Now that we’ve defined all our tasks, it’s time to put them together into a DAG.

import datetime
import pendulum
import os

import requests
from airflow.sdk import dag, task
from airflow.providers.postgres.hooks.postgres import PostgresHook
from airflow.providers.common.sql.operators.sql import SQLExecuteQueryOperator


@dag(
    dag_id="process_employees",
    schedule="0 0 * * *",
    start_date=pendulum.datetime(2021, 1, 1, tz="UTC"),
    catchup=False,
    dagrun_timeout=datetime.timedelta(minutes=60),
)
def ProcessEmployees():
    create_employees_table = SQLExecuteQueryOperator(
        task_id="create_employees_table",
        conn_id="tutorial_pg_conn",
        sql="""
            CREATE TABLE IF NOT EXISTS employees (
                "Serial Number" NUMERIC PRIMARY KEY,
                "Company Name" TEXT,
                "Employee Markme" TEXT,
                "Description" TEXT,
                "Leave" INTEGER
            );""",
    )

    create_employees_temp_table = SQLExecuteQueryOperator(
        task_id="create_employees_temp_table",
        conn_id="tutorial_pg_conn",
        sql="""
            DROP TABLE IF EXISTS employees_temp;
            CREATE TABLE employees_temp (
                "Serial Number" NUMERIC PRIMARY KEY,
                "Company Name" TEXT,
                "Employee Markme" TEXT,
                "Description" TEXT,
                "Leave" INTEGER
            );""",
    )

    @task
    def get_data():
        # NOTE: configure this as appropriate for your Airflow environment
        data_path = "/opt/airflow/dags/files/employees.csv"
        os.makedirs(os.path.dirname(data_path), exist_ok=True)

        url = "https://raw.githubusercontent.com/apache/airflow/main/airflow-core/docs/tutorial/pipeline_example.csv"

        response = requests.request("GET", url)

        with open(data_path, "w") as file:
            file.write(response.text)

        postgres_hook = PostgresHook(postgres_conn_id="tutorial_pg_conn")
        conn = postgres_hook.get_conn()
        cur = conn.cursor()
        with open(data_path, "r") as file:
            cur.copy_expert(
                "COPY employees_temp FROM STDIN WITH CSV HEADER DELIMITER AS ',' QUOTE '\"'",
                file,
            )
        conn.commit()

    @task
    def merge_data():
        query = """
            INSERT INTO employees
            SELECT *
            FROM (
                SELECT DISTINCT *
                FROM employees_temp
            ) t
            ON CONFLICT ("Serial Number") DO UPDATE
            SET
              "Employee Markme" = excluded."Employee Markme",
              "Description" = excluded."Description",
              "Leave" = excluded."Leave";
        """
        try:
            postgres_hook = PostgresHook(postgres_conn_id="tutorial_pg_conn")
            conn = postgres_hook.get_conn()
            cur = conn.cursor()
            cur.execute(query)
            conn.commit()
            return 0
        except Exception as e:
            return 1

    [create_employees_table, create_employees_temp_table] >> get_data() >> merge_data()


dag = ProcessEmployees()

Save this DAG as dags/process_employees.py. After a short delay, it will show up in the UI.

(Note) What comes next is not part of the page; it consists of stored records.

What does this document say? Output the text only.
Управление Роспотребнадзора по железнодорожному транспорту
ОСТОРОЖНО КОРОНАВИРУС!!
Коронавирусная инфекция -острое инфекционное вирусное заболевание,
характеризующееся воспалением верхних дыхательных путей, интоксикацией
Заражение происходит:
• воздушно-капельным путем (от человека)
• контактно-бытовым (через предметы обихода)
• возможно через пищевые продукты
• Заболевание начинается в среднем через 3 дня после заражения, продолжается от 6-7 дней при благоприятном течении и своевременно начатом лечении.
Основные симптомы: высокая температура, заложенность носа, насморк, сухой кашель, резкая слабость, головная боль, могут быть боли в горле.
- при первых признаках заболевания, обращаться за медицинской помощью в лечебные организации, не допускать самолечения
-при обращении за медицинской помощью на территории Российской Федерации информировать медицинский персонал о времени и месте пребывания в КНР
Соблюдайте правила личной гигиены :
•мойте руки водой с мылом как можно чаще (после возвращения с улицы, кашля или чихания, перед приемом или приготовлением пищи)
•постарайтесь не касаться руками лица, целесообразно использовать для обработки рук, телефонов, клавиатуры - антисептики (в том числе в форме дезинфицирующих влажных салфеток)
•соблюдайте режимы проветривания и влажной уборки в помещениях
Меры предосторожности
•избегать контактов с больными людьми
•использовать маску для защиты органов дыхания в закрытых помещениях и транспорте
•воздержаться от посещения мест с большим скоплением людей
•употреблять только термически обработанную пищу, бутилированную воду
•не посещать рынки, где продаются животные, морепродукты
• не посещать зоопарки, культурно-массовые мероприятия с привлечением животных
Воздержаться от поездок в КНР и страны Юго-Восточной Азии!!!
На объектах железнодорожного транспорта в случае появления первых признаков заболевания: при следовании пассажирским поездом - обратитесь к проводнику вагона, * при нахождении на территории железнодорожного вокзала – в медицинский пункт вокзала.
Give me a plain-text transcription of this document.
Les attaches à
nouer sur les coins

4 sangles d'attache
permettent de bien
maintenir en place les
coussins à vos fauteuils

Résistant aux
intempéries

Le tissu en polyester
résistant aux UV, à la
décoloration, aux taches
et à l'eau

Trigger and explore your DAG

Open the Airflow UI and find the process_employees DAG in the list. Toggle it “on” using the slider, then trigger a run using the play button.

You can watch each task as it runs in the Grid view, and explore logs for each step.

DAG List view showing the ``process_employees`` DAG

DAG Overview page for ``process_employees`` DAG showing the DAG run

Once it succeeds, you’ll have a fully working pipeline that integrates data from the outside world, loads it into Postgres, and keeps it clean.

What’s Next?

Nice work! You’ve now built a real pipeline using Airflow’s core patterns and tools. Here are a few ideas for where to go next:

  • Try swapping in a different SQL provider, like MySQL or SQLite.

  • Split your DAG into TaskGroups or refactor into a more usable pattern.

  • Add an alerting step or send a notification when data is processed.